An Opportunity to Look East – IIC Experience | Manohar Khushalani
Condensed Version Published in IIC Diary Nov - Dec 2018
During the North East fest on Monday, the 29th October, 2018, at the Fountain Lawns, the audience was confronted by a disturbing solo performance by actor director, Lapdiang Syiem from Meghalaya, called A Being — Human; Being Human Human Beings. She was supported by a one man multitasking band, Apkyrmenskhem Tangsong, who played a variety of Khasi folk instruments, such as; maryngod, bisli & ksing. The play opened with Syiem emerging from the audience, with sagging breasts provocatively stitched to her costume, challenging at the top of her voice with the agonized delivery of an embryo symbolized by a balloon emerging from her womb. Later many balloons were burst on stage, as if they were marginalised humans whose survival didn’t matter. Besides portraying angst about loss of identity, dislocation and violence, one also perceived reflections of real life events being portrayed abstractly, but, at the same time, the finger pointing at the audience was also implied, though unobtrusively. It was as if they were accomplices in the death of a mother, Ka Likai, who upon learning about the death of her daughter in hands of her current husband, jumped over the water fall, which is named after her – Nohkalikai Falls. Then there is Sophia, the robot programmed to behave like a human being, who is a Saudi citizen, who also wants to bear a child without having a clue about the pangs of child birth. It wasn’t as if she was only challenging the ruling class, Syiem also had a dig at the Khasi tribal society which disowned a woman who married a non Khasi.

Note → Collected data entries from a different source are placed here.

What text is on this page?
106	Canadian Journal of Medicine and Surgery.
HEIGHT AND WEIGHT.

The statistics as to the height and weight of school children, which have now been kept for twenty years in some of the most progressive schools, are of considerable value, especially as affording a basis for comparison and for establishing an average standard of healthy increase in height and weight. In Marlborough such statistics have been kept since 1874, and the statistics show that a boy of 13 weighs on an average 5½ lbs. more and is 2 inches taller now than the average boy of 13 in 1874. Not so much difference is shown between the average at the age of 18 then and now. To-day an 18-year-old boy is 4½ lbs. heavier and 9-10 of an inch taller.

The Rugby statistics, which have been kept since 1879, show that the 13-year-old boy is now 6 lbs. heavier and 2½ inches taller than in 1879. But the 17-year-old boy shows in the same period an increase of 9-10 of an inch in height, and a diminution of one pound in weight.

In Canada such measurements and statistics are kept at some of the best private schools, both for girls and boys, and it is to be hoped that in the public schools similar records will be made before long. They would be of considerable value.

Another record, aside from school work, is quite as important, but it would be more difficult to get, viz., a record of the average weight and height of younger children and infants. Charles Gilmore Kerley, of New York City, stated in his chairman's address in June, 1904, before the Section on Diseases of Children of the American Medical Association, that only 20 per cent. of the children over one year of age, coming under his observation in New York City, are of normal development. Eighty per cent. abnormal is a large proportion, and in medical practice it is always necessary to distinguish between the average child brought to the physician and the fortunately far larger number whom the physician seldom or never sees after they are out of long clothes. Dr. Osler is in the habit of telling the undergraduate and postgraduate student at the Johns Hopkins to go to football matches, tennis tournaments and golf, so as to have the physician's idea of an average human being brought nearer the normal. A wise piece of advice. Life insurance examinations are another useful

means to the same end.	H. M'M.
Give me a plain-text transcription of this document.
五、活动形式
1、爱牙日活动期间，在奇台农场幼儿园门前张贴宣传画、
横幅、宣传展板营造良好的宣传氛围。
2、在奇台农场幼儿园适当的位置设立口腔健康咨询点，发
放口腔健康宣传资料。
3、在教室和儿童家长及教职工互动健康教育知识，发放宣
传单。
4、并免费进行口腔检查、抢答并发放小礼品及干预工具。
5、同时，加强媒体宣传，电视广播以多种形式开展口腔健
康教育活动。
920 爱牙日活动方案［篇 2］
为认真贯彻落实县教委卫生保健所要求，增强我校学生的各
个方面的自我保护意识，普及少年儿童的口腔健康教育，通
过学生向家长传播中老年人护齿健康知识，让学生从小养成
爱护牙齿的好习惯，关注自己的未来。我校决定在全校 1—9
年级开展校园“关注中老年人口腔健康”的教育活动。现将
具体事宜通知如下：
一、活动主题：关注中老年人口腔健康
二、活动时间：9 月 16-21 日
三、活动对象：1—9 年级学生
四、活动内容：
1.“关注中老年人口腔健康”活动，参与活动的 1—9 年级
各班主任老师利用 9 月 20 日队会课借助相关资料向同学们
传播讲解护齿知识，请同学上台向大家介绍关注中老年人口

Earlier on the same day we had a presentation by Soli Roy about a Manipuri play, Crimson Rainclouds, written by his own mother, Sahitya Akademi Awardee, Binodini Devi (1922–2011). The play draws on the playwright’s dialogues with the eminent sculptor, Ramkinkar Baij (1906-1980), with whom she studied in Santiniketan, and who has left behind a big collection of sculptures and paintings of Binodini. Born a princess, she broke free unhindered by her royal past, to live life to the hilt as a creative commoner, and evolved into an iconic Manipuri modernist, through her outstanding contributions to poetry, visual arts and dance. Collaborating with filmmaker Aribam Syam Sharma, she also scripted his award winning films.
There was a heartwarming poetry reading session by following poets of the North East. Anice Pariat, Anjum Hasan, Mona Zote, Lalnunsanga Ralte, Mamang Dai Guru & T. Ladakhi However all poems read out at the event were in English, some wrote only in that language, others did write also in their mother tongue, but chose to read out only the English ones. Due to lack of space I share a poem only by T. Ladakhi
Separated by twelve years,
both born in the year of the snake.
She was the youngest child
and he the eldest son.
My uncle is the head of his clan.
Soon after my mother died
just shy of her 53rd birthday,
my uncle stops imprinting his memory
as if it did not matter anymore.
I remember my mother’s tender story,
how he carried her as a fading child on his back
trekking for several days to “Phur Chachu”-*
invoking the gods with his fierce love-
a brother grows taller and taller in a little girl’s eyes.
I meet him now and then since twenty two years ,
drooped are his broad shoulders,
gone is his ruddy vigour.
He bothers me for some tobacco and rum
this time I carry none.
Memory and awareness are the materials of the mind,
but time is a fabrication.
Amidst obviously embarrassed cousins,
he inquires who I am and to state my purpose of visit.
I tell him I’m his kid sister’s son,
he looks at me most incredulous,
my grey beard finally pulling the rug under him.
He beckons me to his side and declares
that I’m a most disgusting low-life liar.
* the holy hot water spring in South-Sikkim, India popular among pilgrims seeking cures.